Implementing the zig-zag sequence in C is probably done best using a simple lookup table. In our sample code for this chapter, the sequence is coded as part of a structure that can be accessed sequentially to determine which row and column to encode:

struct zigzag { int row; int col; } ZigZag[ N * N ] = { {0, 0}, {0, 1}, {1, 0}, {2, 0}, {1, 1}, {0, 2}, {0, 3}, {1, 2}, {2, 1}, {3, 0}, {4, 0}, {3, 1}, {2, 2}, {1, 3}, {0, 4}, {0, 5}, {1, 4}, {2, 3}, {3, 2}, {4, 1}, {5, 0}, {6, 0}, {5, 1}, {4, 2}, {3, 3}, {2, 4}, {1, 5}, {0, 6}, {0, 7}, {1, 6}, {2, 5}, {3, 4}, {4, 3}, {5, 2}, {6, 1}, {7, 0}, {7, 1}, {6, 2}, {5, 3}, {4, 4}, {3, 5}, {2, 6}, {1, 7}, {2, 7}, {3, 6}, {4, 5}, {5, 4}, {6, 3}, {7, 2}, {7, 3}, {6, 4}, {5, 5}, {4, 6}, {3, 7}, {4, 7}, {5, 6}, {6, 5}, {7, 4}, {7, 5}, {6, 6}, {5, 7}, {6, 7}, {7, 6}, {7, 7} };

The C code that sends each of the DCT results to the compressor follows. Note that instead of directly looking up each result, we instead determine which row and column to use next by looking it up in the zig-zag structure. We then encode the element determined by the row and column from the zig-zag structure.

for ( i = 0 ; i < ( N * N ) ; i ++ ) { row = ZigZag[ i ].row; col = ZigZag[ i ].col; result = DCT[ row ][ col ] / Quantum[ row ][ col ]; OutputCode( output_file, ROUND( result ) ); }

After converting the DC element to a difference from the last block, then reordering the DCT block in the zig-zag sequence, the JPEG algorithm outputs the elements using an “entropy encoding” mechanism. The output has RLE built into it as an integral part of the coding mechanism. Basically, the output of the entropy encoder consists of a sequence of three tokens, repeated until the block is complete. The three tokens look like this:

•Run Length:
| The number of consecutive zeros that preceded the current element in the DCT output matrix. |

•Bit Count:
| The number of bits to follow in the amplitude number. |

•Amplitude:
| The amplitude of the DCT coefficient. |

The coding sequence used in this chapter’s test program is a combination of Run Length Encoding and variable-length integer coding. The run-length and bit-count values are combined to form a code that is output.

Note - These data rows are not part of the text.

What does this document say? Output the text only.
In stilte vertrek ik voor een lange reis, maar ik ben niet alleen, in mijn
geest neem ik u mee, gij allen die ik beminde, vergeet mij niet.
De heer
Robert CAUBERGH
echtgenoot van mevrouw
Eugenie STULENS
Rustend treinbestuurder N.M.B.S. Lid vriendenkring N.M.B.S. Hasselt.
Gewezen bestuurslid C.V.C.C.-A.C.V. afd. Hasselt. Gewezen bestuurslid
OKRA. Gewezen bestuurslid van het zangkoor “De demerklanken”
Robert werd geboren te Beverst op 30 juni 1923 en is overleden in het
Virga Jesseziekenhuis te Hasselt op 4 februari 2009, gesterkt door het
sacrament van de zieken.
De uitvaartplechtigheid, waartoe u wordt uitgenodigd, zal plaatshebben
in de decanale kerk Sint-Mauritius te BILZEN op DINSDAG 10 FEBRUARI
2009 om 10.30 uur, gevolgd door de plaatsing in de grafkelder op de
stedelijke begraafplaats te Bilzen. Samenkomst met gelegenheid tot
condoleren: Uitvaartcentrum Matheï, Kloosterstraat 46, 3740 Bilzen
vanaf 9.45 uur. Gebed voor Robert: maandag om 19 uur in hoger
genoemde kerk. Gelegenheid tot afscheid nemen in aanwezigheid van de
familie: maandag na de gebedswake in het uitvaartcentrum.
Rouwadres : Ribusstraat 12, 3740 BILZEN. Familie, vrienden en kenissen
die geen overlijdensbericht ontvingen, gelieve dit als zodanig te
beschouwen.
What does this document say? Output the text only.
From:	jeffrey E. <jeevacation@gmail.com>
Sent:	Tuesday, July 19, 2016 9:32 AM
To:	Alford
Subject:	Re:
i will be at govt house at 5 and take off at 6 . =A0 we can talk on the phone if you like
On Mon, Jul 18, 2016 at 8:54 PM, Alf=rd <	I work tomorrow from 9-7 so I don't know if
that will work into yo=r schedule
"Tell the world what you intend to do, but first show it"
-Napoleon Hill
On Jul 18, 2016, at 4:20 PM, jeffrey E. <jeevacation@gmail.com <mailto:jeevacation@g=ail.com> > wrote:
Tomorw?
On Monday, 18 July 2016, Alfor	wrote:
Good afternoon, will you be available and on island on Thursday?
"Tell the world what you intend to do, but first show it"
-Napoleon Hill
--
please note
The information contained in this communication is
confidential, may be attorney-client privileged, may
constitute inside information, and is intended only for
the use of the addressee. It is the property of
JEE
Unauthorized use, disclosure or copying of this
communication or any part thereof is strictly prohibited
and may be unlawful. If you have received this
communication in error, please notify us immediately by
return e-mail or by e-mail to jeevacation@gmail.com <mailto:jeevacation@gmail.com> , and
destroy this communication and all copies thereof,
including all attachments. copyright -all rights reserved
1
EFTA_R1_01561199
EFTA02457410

The bit count refers to the number of bits used to encode the amplitude as a variable-length integer.

The variable-length integer coding scheme takes advantage of the fact that the DCT output should consist of mostly smaller numbers, which we want to encode with smaller numbers of bits. The bit counts and the amplitudes which the encode follow.

Bit Count | Amplitudes |
---|---|

1 | -1, 1 |

2 | -3 to -2, 2 to 3 |

3 | 7 to -4, 4 to 7 |

4 | -15 to -8, 8 to 15 |

5 | -31 to -16, 16 to 31 |

6 | -63 to -32, 32 to 64 |

7 | -127 to -64, 64 to 127 |

8 | -255 to -128, 128 to 255 |

9 | -511 to -256, 256 to 511 |

10 | -1023 to -512, 512 to 1023 |

Note that each bit count encodes a symmetrical set of high and low values. The values skipped over in the middle will be encoded with a lower bit count from one in the table.

While this form of variable-bit coding is not quite as efficient as Huffman coding, it works fairly well, particularly if the data performs as expected, which means smaller values dominate and larger values are rare.